"Bunny Boy" di Lorenza Ghinelli: intervista alla scrittrice riminese

«Una favola nera che trasforma il quotidiano in un inferno. Ghinelli esplora le zone oscure dell’infanzia mescolando scene macabre e magia». Queste le parole scelte su “Robinson”per descrivere “Tracce dal silenzio”, opera della scrittrice riminese Lorenza Ghinelli che ora è pronta per dar seguito alla storia nella sua ultima fatica editoriale “Bunny Boy”, da giovedì 13 maggio in libreria, sempre per i tipi di Marsilio. Ghinelli ha esordito con “Il divoratore” (venduto in sette paesi), poi sono arrivati tra gli altri “La colpa” (finalista al Premio Strega) e “Almeno il cane è un tipo a posto”, vincitore del Premio Minerva. A fare da sfondo alla vicenda di “Bunny Boy”, ambientata nel dicembre 2018, c’è l’omicidio di un uomo trovato a pezzi per la città, mentre la piccola protagonista di 11 anni, Nina, rimasta sorda dopo un incidente, si rende conto di essere l’unica a poter fermare il killer. In questo libro torna protagonista il mondo dell'infanzia chiamato ad avere un ruolo di grande responsabilità. Nina è infatti l’unica capace di capire la realtà circostante e risolverne i conflitti.

Quale riflessione c’è dietro questa chiave di lettura?

«L’infanzia non è innocente – spiega l’autrice –, può essere oscura e cannibale, ma sempre e comunque degna di essere ascoltata.
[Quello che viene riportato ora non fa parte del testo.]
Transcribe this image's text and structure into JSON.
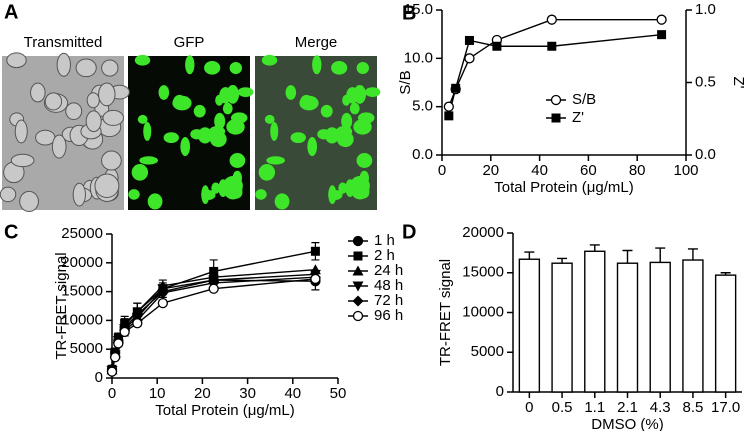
{
  "panel_a": {
    "panel_label": "A",
    "captions": [
      "Transmitted",
      "GFP",
      "Merge"
    ]
  },
  "chart_data": [
    {
      "type": "line",
      "panel_label": "B",
      "xlabel": "Total Protein (μg/mL)",
      "ylabel": "S/B",
      "y2label": "Z'",
      "x": [
        2.8,
        5.6,
        11.25,
        22.5,
        45,
        90
      ],
      "xlim": [
        0,
        100
      ],
      "xticks": [
        0,
        20,
        40,
        60,
        80,
        100
      ],
      "ylim": [
        0,
        15
      ],
      "yticks": [
        {
          "value": 0,
          "label": "0.0"
        },
        {
          "value": 5,
          "label": "5.0"
        },
        {
          "value": 10,
          "label": "10.0"
        },
        {
          "value": 15,
          "label": "15.0"
        }
      ],
      "y2lim": [
        0,
        1
      ],
      "y2ticks": [
        {
          "value": 0,
          "label": "0.0"
        },
        {
          "value": 0.5,
          "label": "0.5"
        },
        {
          "value": 1,
          "label": "1.0"
        }
      ],
      "legend": "lower right",
      "series": [
        {
          "name": "S/B",
          "color": "#000000",
          "marker": "open-circle",
          "values": [
            5.0,
            6.8,
            10.0,
            11.9,
            14.0,
            14.0
          ]
        },
        {
          "name": "Z'",
          "color": "#000000",
          "marker": "square",
          "axis": "y2",
          "values": [
            0.27,
            0.46,
            0.79,
            0.75,
            0.75,
            0.83
          ]
        }
      ]
    },
    {
      "type": "line",
      "panel_label": "C",
      "xlabel": "Total Protein (μg/mL)",
      "ylabel": "TR-FRET signal",
      "x": [
        0,
        0.7,
        1.4,
        2.8,
        5.6,
        11.25,
        22.5,
        45
      ],
      "xlim": [
        0,
        50
      ],
      "xticks": [
        0,
        10,
        20,
        30,
        40,
        50
      ],
      "ylim": [
        0,
        25000
      ],
      "yticks": [
        0,
        5000,
        10000,
        15000,
        20000,
        25000
      ],
      "legend": "right",
      "series": [
        {
          "name": "1 h",
          "color": "#000000",
          "marker": "circle",
          "values": [
            1500,
            4300,
            6500,
            8800,
            11000,
            15000,
            17000,
            16800
          ],
          "errors": [
            500,
            800,
            900,
            1500,
            2000,
            1500,
            1500,
            1500
          ]
        },
        {
          "name": "2 h",
          "color": "#000000",
          "marker": "square",
          "values": [
            1500,
            4500,
            7000,
            9500,
            11500,
            15500,
            18500,
            22000
          ],
          "errors": [
            400,
            700,
            800,
            1200,
            1500,
            1500,
            2000,
            1500
          ]
        },
        {
          "name": "24 h",
          "color": "#000000",
          "marker": "triangle-up",
          "values": [
            1400,
            4200,
            6800,
            9200,
            11500,
            16000,
            17500,
            18800
          ]
        },
        {
          "name": "48 h",
          "color": "#000000",
          "marker": "triangle-down",
          "values": [
            1300,
            4000,
            6500,
            8600,
            10500,
            15500,
            17000,
            18000
          ]
        },
        {
          "name": "72 h",
          "color": "#000000",
          "marker": "diamond",
          "values": [
            1200,
            3800,
            6200,
            8300,
            10000,
            14800,
            16500,
            17500
          ]
        },
        {
          "name": "96 h",
          "color": "#000000",
          "marker": "open-circle",
          "values": [
            1100,
            3600,
            6000,
            8000,
            9500,
            13000,
            15500,
            17200
          ]
        }
      ]
    },
    {
      "type": "bar",
      "panel_label": "D",
      "xlabel": "DMSO (%)",
      "ylabel": "TR-FRET signal",
      "categories": [
        "0",
        "0.5",
        "1.1",
        "2.1",
        "4.3",
        "8.5",
        "17.0"
      ],
      "values": [
        16700,
        16200,
        17700,
        16200,
        16300,
        16600,
        14700
      ],
      "errors": [
        900,
        600,
        800,
        1600,
        1800,
        1400,
        300
      ],
      "color": "#ffffff",
      "ylim": [
        0,
        20000
      ],
      "yticks": [
        0,
        5000,
        10000,
        15000,
        20000
      ]
    }
  ]
}
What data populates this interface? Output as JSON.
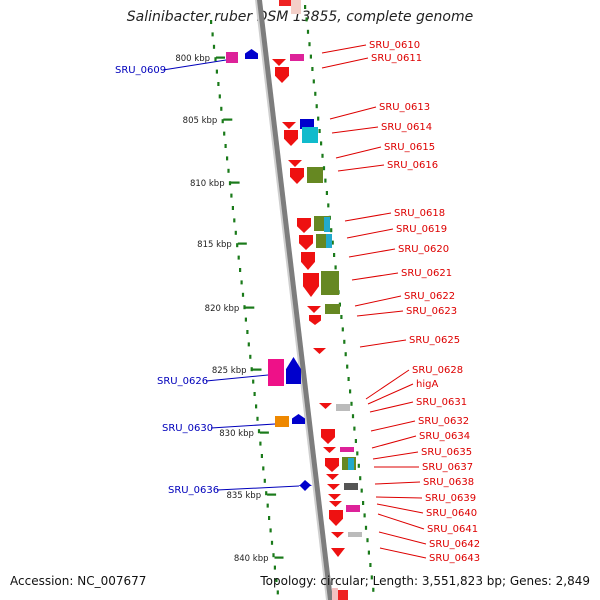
{
  "title": "Salinibacter ruber DSM 13855, complete genome",
  "footer": {
    "accession": "Accession: NC_007677",
    "summary": "Topology: circular; Length: 3,551,823 bp; Genes: 2,849"
  },
  "colors": {
    "forward_label": "#0000bb",
    "reverse_label": "#dd0000",
    "tick": "#1a7a1a",
    "backbone": "#888888"
  },
  "kbp_ticks": [
    "800 kbp",
    "805 kbp",
    "810 kbp",
    "815 kbp",
    "820 kbp",
    "825 kbp",
    "830 kbp",
    "835 kbp",
    "840 kbp"
  ],
  "genes_forward": [
    {
      "label": "SRU_0609",
      "color": "#dd2299"
    },
    {
      "label": "SRU_0626",
      "color": "#ee1188"
    },
    {
      "label": "SRU_0630",
      "color": "#ee8800"
    },
    {
      "label": "SRU_0636",
      "color": "#0000cc"
    }
  ],
  "genes_reverse": [
    "SRU_0610",
    "SRU_0611",
    "SRU_0613",
    "SRU_0614",
    "SRU_0615",
    "SRU_0616",
    "SRU_0618",
    "SRU_0619",
    "SRU_0620",
    "SRU_0621",
    "SRU_0622",
    "SRU_0623",
    "SRU_0625",
    "SRU_0628",
    "higA",
    "SRU_0631",
    "SRU_0632",
    "SRU_0634",
    "SRU_0635",
    "SRU_0637",
    "SRU_0638",
    "SRU_0639",
    "SRU_0640",
    "SRU_0641",
    "SRU_0642",
    "SRU_0643"
  ]
}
Nina ha il dono della precognizione, le visioni che la infestano la connettono alla mente dell’assassino e alla sua infanzia, perché Bunny Boy, prima di diventare uno spietato killer seriale, è stato un bambino spezzato. Non possiamo sanare tutte le storture del mondo. Non possiamo sempre riparare le ingiustizie, possiamo però contenere i danni. E cercare di fare errori diversi, non replicando le stesse catene. Credo che sia questa la responsabilità che più mi sta a cuore: capire che non possiamo rimanere indifferenti verso le storie di vita degli altri. Per potere fermare il massacro, in questo romanzo, Nina deve ascoltare le ragioni del male. Perché anche il male le ha».

In che modo convivono infanzia e oscurità in questa storia?

«Credo che l’oscurità ci appartenga, e che diventare adulti significhi soprattutto portare luce su ciò che in noi è sconosciuto. Infanzia e oscurità, pertanto, sono unite ai miei occhi da un legame indissolubile».

Che ruolo hanno i rapporti intrecciati da Nina nel corso del racconto?

«Nel precedente romanzo, “Tracce dal silenzio”, la fiducia di Nina è stata lesa in modo quasi irreparabile. In “Bunny Boy” la bambina comprende che non può, da sola, fermare l’assassino. Ha bisogno di alleati, e l’unico modo possibile per averli è imparare di nuovo a fidarsi: capirà che la fiducia non può essere data acriticamente. E se è vero che è sempre rischioso rendersi vulnerabili, lo è altrettanto il comprendere che è necessario. Le alleanze, per come vedo il mondo, sono tutto: sono per me le uniche amicizie e gli unici amori possibili».

Nel suo percorso ha scritto anche per teatro e tv. Immagina i suoi libri diventare serie tv o pellicole cinematografiche?

«Sì, io e Massimo Coglitore, regista meraviglioso, stiamo lavorando insieme alla sceneggiatura di “Tracce dal silenzio”. Desideriamo che diventi una serie tv».

Nel ruolo di docente alla scuola Holden, qual è il consiglio che più frequentemente si sente di dare agli studenti?

«Di coltivare il proprio talento, con determinazione e umiltà. Significa studiare, esercitarsi, essere curiosi di quello che scrivono gli altri, di ciò che pensano, di come vedono il mondo».

Qual è il suo rapporto con Rimini, la sua città?

«La amo visceralmente, da sempre. Dieci anni fa sono tornata a vivere qui, per scelta, e durante la pandemia ho avuto la conferma di come sia questa l’unica città in cui voglio abitare. È stata un rifugio, un conforto e una fonte inesauribile di ispirazione».